Cour d'appel, pôle 6 - chambre 4, 13 mai 2026 — n° 22/05622
Synthèse de la décision
Question juridique
Quelles sont les conséquences d'un licenciement sans cause réelle et sérieuse sur l'indemnisation du salarié ?
Principe retenu
Un licenciement est considéré comme sans cause réelle et sérieuse lorsqu'il ne repose pas sur des motifs objectifs et vérifiables. En cas de licenciement abusif, le salarié a droit à une indemnité compensatoire.
Faits clés
- Mme [K] a été licenciée pour faute par la société [1] après 11 ans d'ancienneté.
- Elle a contesté son licenciement devant le conseil de prud'hommes.
- Le conseil de prud'hommes a initialement condamné la société à lui verser 48 121 euros.
- La société [1] a interjeté appel de cette décision.
- La cour a infirmé le montant de l'indemnité à 32 000 euros.
Articles cités
article L. 1235-3 du code du travail
article 700 du code de procédure civile
Dispositif
PAR CES MOTIFS
La cour,
Confirme le jugement déféré sauf en ce qu'il a condamné la société [1] à payer à Mme [T] [K] la somme de 48 121 euros à titre d'indemnité pour licenciement sans cause réelle et sérieuse;
L'infirmant de ce chef,
Statuant à nouveau et y ajoutant,
Condamne la société [1] à payer à Mme [T] [K] la somme de 32 000 euros à titre d'indemnité pour licenciement sans cause réelle et sérieuse;
Dit que cette somme portera intérêt au taux légal à compter du jugement rendu le 28 avril 2022;
Ordonne à la société [1] de rembourser à Pôle Emploi, devenu France Travail, les indemnités chômage éventuellement versées à M. [T] [K] dans la limite de trois mois d'indemnités;
Condamne la société [1] à verser à Mme [T] [K] la somme de 2500 euros au titre de l'article 700 du code de procédure civile;
La condamne aux dépens.
Le greffier La présidente
Exposé du litige
FAITS ET PROCEDURE
La société [1] (ci-après la société [2]) est spécialisée dans le secteur d'activité de la prestation de services dans le domaine de l'inspection, l'assistance technique, le conseil, la formation et la certification, sur les marchés de la construction.
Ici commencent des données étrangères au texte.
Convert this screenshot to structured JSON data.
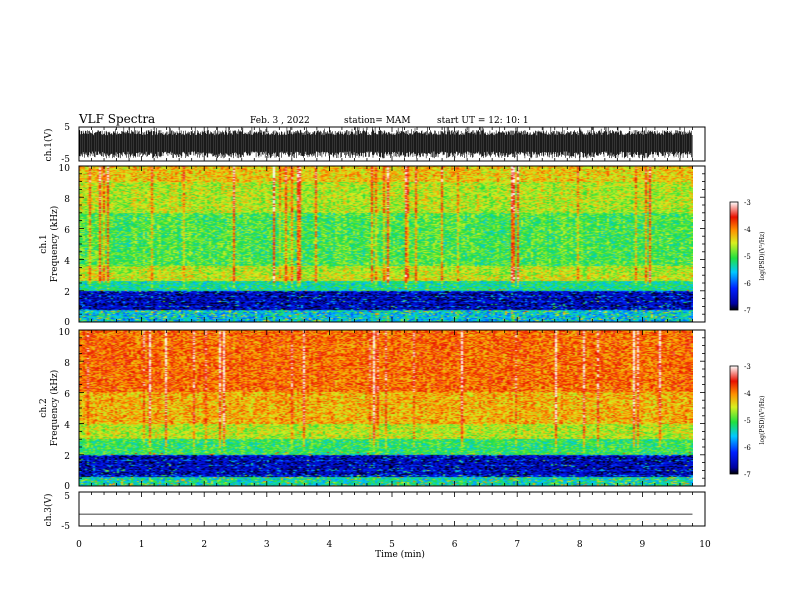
{
  "header": {
    "title": "VLF Spectra",
    "date": "Feb. 3  , 2022",
    "station": "station= MAM",
    "start_ut": "start  UT  =   12: 10: 1"
  },
  "chart_data": [
    {
      "type": "line",
      "name": "channel-1-waveform",
      "ylabel": "ch.1(V)",
      "ylim": [
        -5,
        5
      ],
      "yticks": [
        "5",
        "-5"
      ],
      "xlim": [
        0,
        10
      ],
      "trace": "dense-noise"
    },
    {
      "type": "heatmap",
      "name": "channel-1-spectrogram",
      "ylabel_line1": "ch.1",
      "ylabel_line2": "Frequency  (kHz)",
      "ylim": [
        0,
        10
      ],
      "yticks": [
        "0",
        "2",
        "4",
        "6",
        "8",
        "10"
      ],
      "xlim": [
        0,
        9.8
      ],
      "colorbar": {
        "label": "log(PSD)(V²/Hz)",
        "range": [
          -7,
          -3
        ],
        "ticks": [
          "-3",
          "-4",
          "-5",
          "-6",
          "-7"
        ]
      },
      "bands_log_psd": [
        {
          "freq_khz": [
            9,
            10
          ],
          "level": -4.3
        },
        {
          "freq_khz": [
            7,
            9
          ],
          "level": -4.6
        },
        {
          "freq_khz": [
            3.6,
            7
          ],
          "level": -5.0
        },
        {
          "freq_khz": [
            3,
            3.6
          ],
          "level": -4.6
        },
        {
          "freq_khz": [
            2.6,
            3
          ],
          "level": -4.5
        },
        {
          "freq_khz": [
            2,
            2.6
          ],
          "level": -5.3
        },
        {
          "freq_khz": [
            0.8,
            2
          ],
          "level": -6.6
        },
        {
          "freq_khz": [
            0,
            0.8
          ],
          "level": -5.6
        }
      ]
    },
    {
      "type": "heatmap",
      "name": "channel-2-spectrogram",
      "ylabel_line1": "ch.2",
      "ylabel_line2": "Frequency  (kHz)",
      "ylim": [
        0,
        10
      ],
      "yticks": [
        "0",
        "2",
        "4",
        "6",
        "8",
        "10"
      ],
      "xlim": [
        0,
        9.8
      ],
      "colorbar": {
        "label": "log(PSD)(V²/Hz)",
        "range": [
          -7,
          -3
        ],
        "ticks": [
          "-3",
          "-4",
          "-5",
          "-6",
          "-7"
        ]
      },
      "bands_log_psd": [
        {
          "freq_khz": [
            6,
            10
          ],
          "level": -3.9
        },
        {
          "freq_khz": [
            4,
            6
          ],
          "level": -4.2
        },
        {
          "freq_khz": [
            3,
            4
          ],
          "level": -4.6
        },
        {
          "freq_khz": [
            2,
            3
          ],
          "level": -5.1
        },
        {
          "freq_khz": [
            0.6,
            2
          ],
          "level": -6.6
        },
        {
          "freq_khz": [
            0,
            0.6
          ],
          "level": -5.4
        }
      ]
    },
    {
      "type": "line",
      "name": "channel-3-waveform",
      "ylabel": "ch.3(V)",
      "ylim": [
        -5,
        5
      ],
      "yticks": [
        "5",
        "-5"
      ],
      "xlim": [
        0,
        10
      ],
      "trace": "flat",
      "value": -1.5
    }
  ],
  "xaxis": {
    "label": "Time  (min)",
    "ticks": [
      "0",
      "1",
      "2",
      "3",
      "4",
      "5",
      "6",
      "7",
      "8",
      "9",
      "10"
    ],
    "range": [
      0,
      10
    ]
  }
}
La société compte plus de 11 salariés.
Par un contrat de travail à durée indéterminée prenant effet le 1er octobre 2008, Mme [T] [K] a été embauchée par la société [2] devenue la société [1], en qualité de chargée d'affaires, statut cadre, position B1.1, coefficient 90.
Au dernier état de la relation contractuelle, Mme [K] occupait le poste de chef de groupe, statut cadre, classification IAC B11 95, moyennant une rémunération brute mensuelle de 4 583 euros.
La relation contractuelle était soumise à la convention collective des cadres du bâtiment.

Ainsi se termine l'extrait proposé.